Robert Whittaker Workout Routine
The hours will change too high as five or six hours or one, counting on the coaching intensity. Robert Whittaker’s high-performance trainer tells the U.S that all alternating drill is what keeps Robert Whittaker in fighting character that balances techniques, fitness, endurance, strength, and strategy.
Robert Whittaker Workout Routine on Mondays, Wednesday, and Fridays
- Boxing one hour
- Stretching one hour
- Teaching a Jiu-Jitsu category to help mentally visualize techniques
- Finish among freestyle wrestling
Robert Whittaker Workout Routine On Tuesday and Thursday
- Jiu-jitsu session
- Grappling session
- A session at live Athletic during physiology and strength learning
- Finish evening including Kickboxing session
Robert Whittaker Workout Routine on Sunday
Endurance coaching has moved the dunes for sprints. If we speak about the recovery session of Robert Whittaker but commonly Robert Whittaker takes pool time, Spa time, and some stretching programs. You will be shocked to know that Robert Whittaker focuses a lot on recovery gatherings and rehab programs. The exercises that are necessary for a UFC career or if you want to keep your body like a UFC champion. These practices are recommended by Robert Whittaker and his trainer Lang.
In a squats rack, place free pressure across your traps. Drive your hips back and lower till your thighs area unit a point of parallel to the ground. Rest, then block up. Whittaker can generally do five build-up sets ere finishing three work sets of five reps.

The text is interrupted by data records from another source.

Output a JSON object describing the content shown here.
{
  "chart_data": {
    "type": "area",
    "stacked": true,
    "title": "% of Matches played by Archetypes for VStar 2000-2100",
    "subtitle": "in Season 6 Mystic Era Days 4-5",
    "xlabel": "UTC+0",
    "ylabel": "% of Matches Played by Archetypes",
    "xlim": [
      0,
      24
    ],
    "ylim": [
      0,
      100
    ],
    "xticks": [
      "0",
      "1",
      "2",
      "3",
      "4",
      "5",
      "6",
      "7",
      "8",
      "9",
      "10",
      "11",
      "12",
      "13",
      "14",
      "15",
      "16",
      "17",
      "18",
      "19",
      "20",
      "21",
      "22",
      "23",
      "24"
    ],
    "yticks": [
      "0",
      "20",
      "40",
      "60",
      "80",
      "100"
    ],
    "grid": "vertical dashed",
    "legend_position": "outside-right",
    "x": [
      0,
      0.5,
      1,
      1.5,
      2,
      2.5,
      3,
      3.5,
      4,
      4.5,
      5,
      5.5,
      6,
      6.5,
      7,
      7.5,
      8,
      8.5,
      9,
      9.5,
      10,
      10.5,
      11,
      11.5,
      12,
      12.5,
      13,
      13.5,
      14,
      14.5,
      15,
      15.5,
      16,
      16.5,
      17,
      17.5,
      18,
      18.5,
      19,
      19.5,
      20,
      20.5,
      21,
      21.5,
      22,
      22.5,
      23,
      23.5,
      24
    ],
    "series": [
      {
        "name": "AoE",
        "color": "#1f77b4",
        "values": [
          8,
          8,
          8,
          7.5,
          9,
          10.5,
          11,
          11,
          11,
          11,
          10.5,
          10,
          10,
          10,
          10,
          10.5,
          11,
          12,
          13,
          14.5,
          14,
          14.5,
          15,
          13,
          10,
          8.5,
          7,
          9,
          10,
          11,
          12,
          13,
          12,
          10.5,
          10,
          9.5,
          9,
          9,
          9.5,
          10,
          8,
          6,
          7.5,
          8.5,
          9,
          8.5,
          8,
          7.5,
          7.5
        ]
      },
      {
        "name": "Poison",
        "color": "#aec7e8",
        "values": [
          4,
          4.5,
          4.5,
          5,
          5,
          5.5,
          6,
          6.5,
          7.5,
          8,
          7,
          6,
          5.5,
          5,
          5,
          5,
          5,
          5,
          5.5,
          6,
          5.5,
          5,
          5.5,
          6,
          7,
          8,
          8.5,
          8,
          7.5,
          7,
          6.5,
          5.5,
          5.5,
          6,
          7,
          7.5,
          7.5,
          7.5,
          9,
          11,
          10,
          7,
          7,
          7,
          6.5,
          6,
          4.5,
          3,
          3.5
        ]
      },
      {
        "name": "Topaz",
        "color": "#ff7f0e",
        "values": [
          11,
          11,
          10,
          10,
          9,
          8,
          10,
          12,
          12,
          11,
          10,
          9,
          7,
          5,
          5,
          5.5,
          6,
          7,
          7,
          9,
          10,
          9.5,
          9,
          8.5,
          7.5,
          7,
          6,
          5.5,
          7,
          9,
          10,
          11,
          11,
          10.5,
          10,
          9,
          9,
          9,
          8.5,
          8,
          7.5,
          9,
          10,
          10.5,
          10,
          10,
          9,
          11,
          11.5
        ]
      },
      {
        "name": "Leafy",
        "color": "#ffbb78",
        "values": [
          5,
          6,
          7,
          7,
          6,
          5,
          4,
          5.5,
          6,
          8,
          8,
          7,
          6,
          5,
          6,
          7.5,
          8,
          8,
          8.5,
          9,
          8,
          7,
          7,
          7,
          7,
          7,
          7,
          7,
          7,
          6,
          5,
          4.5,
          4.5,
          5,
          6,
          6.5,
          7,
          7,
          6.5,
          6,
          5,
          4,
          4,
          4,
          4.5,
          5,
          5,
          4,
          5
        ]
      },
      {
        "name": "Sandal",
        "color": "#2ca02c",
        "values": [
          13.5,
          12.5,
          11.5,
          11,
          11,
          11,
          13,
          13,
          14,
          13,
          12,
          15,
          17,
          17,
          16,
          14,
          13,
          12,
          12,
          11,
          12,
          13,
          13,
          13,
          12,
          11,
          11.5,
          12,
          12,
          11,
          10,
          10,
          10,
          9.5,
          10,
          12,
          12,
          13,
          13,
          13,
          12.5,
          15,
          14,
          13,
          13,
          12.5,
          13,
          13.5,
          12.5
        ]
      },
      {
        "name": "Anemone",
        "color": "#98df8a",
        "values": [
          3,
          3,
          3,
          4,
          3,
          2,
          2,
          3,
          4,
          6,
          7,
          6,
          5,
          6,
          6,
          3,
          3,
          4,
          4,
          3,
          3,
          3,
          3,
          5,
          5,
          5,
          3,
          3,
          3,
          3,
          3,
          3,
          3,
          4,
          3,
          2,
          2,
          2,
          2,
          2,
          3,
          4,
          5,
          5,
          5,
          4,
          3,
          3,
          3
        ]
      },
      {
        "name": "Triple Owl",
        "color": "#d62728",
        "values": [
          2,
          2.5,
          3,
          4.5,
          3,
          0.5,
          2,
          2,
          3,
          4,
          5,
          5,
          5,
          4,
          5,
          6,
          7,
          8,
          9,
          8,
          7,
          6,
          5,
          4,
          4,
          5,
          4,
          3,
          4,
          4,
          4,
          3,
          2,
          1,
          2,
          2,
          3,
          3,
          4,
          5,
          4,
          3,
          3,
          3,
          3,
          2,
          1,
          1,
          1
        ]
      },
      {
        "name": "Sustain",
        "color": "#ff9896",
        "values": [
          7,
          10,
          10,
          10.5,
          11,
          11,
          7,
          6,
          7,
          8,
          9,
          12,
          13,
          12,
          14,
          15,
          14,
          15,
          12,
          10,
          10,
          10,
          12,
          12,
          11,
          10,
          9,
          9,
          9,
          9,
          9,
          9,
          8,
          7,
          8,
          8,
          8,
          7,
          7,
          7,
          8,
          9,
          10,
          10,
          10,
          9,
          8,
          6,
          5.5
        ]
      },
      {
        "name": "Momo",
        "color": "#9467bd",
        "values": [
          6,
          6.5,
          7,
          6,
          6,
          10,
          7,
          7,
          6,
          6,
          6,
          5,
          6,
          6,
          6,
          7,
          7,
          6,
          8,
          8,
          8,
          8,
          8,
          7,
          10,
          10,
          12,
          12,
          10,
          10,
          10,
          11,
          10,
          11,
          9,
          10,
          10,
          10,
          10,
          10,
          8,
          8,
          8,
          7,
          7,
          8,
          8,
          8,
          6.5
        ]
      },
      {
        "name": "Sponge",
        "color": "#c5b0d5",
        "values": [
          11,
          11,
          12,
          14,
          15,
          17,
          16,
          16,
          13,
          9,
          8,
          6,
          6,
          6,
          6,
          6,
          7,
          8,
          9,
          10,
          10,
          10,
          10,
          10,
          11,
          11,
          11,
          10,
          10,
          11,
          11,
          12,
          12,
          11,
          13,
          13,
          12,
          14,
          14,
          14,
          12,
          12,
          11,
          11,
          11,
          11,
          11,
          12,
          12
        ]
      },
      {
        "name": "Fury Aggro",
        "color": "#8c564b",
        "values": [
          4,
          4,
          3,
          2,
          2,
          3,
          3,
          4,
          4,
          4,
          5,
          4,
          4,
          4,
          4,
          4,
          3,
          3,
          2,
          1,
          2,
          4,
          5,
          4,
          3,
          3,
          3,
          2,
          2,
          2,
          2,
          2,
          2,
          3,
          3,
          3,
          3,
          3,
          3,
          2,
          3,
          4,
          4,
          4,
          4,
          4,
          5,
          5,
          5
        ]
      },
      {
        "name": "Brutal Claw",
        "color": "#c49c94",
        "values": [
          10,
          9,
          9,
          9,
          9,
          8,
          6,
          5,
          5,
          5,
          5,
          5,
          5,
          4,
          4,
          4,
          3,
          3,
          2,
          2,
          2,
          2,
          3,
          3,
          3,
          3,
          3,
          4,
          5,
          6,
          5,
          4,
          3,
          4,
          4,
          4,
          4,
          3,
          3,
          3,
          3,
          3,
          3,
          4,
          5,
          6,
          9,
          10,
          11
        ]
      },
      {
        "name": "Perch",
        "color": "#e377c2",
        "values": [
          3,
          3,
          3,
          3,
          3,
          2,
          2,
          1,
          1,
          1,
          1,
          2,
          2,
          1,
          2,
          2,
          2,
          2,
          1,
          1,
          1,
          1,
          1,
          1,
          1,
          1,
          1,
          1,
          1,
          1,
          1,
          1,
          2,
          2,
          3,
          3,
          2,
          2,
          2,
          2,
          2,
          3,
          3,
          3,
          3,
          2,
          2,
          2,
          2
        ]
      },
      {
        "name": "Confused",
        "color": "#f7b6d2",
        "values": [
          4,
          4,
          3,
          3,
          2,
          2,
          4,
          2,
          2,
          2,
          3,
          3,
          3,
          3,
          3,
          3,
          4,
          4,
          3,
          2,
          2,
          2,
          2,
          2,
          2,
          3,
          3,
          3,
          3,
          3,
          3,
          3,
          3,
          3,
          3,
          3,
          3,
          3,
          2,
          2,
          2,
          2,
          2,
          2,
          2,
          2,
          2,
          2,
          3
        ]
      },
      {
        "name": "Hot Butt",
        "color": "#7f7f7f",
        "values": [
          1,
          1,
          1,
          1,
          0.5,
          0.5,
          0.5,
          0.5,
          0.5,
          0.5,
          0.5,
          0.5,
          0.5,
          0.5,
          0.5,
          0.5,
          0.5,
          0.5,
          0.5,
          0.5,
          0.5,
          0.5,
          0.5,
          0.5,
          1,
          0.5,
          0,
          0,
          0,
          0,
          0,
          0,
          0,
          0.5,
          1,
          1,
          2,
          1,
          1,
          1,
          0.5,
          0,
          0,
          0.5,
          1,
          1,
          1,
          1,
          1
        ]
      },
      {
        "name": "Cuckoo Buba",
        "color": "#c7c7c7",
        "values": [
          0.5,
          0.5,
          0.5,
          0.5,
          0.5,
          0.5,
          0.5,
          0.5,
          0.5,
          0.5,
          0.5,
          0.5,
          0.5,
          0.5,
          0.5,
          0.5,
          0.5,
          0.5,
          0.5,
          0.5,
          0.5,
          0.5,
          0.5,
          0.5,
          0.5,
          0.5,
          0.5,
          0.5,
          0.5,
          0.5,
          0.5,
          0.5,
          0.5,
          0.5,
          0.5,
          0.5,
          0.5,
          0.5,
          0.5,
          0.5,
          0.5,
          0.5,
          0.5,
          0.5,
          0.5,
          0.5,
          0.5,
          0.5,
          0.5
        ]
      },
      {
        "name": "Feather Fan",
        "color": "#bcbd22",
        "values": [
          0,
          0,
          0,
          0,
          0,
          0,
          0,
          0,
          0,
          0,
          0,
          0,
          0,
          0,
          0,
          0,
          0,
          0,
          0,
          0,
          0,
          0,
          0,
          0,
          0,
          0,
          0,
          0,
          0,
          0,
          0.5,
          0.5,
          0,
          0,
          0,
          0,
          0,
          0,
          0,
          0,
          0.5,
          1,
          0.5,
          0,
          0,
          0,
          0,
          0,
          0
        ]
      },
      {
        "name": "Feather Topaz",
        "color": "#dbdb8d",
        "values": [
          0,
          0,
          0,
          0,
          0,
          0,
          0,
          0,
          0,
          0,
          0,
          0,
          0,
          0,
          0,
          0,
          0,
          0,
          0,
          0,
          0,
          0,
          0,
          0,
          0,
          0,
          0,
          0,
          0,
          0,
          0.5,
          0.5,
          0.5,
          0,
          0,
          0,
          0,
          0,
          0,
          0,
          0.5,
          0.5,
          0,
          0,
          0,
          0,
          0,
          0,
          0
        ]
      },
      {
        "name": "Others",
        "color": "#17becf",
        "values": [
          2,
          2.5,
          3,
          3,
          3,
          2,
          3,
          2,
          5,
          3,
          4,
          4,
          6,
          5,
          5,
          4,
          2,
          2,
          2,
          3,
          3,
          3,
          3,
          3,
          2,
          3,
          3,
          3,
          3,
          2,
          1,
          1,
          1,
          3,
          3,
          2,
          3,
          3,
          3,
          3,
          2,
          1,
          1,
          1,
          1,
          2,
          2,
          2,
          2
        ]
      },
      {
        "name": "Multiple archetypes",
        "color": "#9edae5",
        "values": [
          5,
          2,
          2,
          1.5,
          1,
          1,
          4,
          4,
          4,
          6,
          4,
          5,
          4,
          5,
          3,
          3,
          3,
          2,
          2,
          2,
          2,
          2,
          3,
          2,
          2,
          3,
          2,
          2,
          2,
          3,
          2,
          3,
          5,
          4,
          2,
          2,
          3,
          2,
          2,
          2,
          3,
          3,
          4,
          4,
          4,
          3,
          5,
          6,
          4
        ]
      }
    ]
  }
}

The balance on your right foot, your left leg stretched ahead of you. Drop into a dark squat, then defend up to a standing position. Robert Whittaker can regularly do four sets of 3-5 on every leg.
Place your legs on a table or box and anchor your feet. lower your more necessary body as so much as you’ll then raise your body part till your body is straight. Pause, then gradually lower. He can do four sets on ten reps operating a 20 kg plate to his chest.
Robert Whittaker Diet Plan
Robert Whittaker says he might take a complement to shake each currently so however usually avoids everything else. The thing you should withdraw is getting a UFC champion body.
- Processed foods
- Deep deep-fried foods
- Red meats that are not ready through a controlled room
- Snacking throughout the day for fruits including vegetables.
This is all about the diet plan of Robert Whittaker.
Robert Whittaker is a trained Australian Mixed martial fighter. Robert Whittaker performs lots of workouts which help him to get a perfect body shape. His diet also incorporates healthy food that endures him fit. Most of the fans also do this exercise routine that helps to gain a body like Robert Whittaker.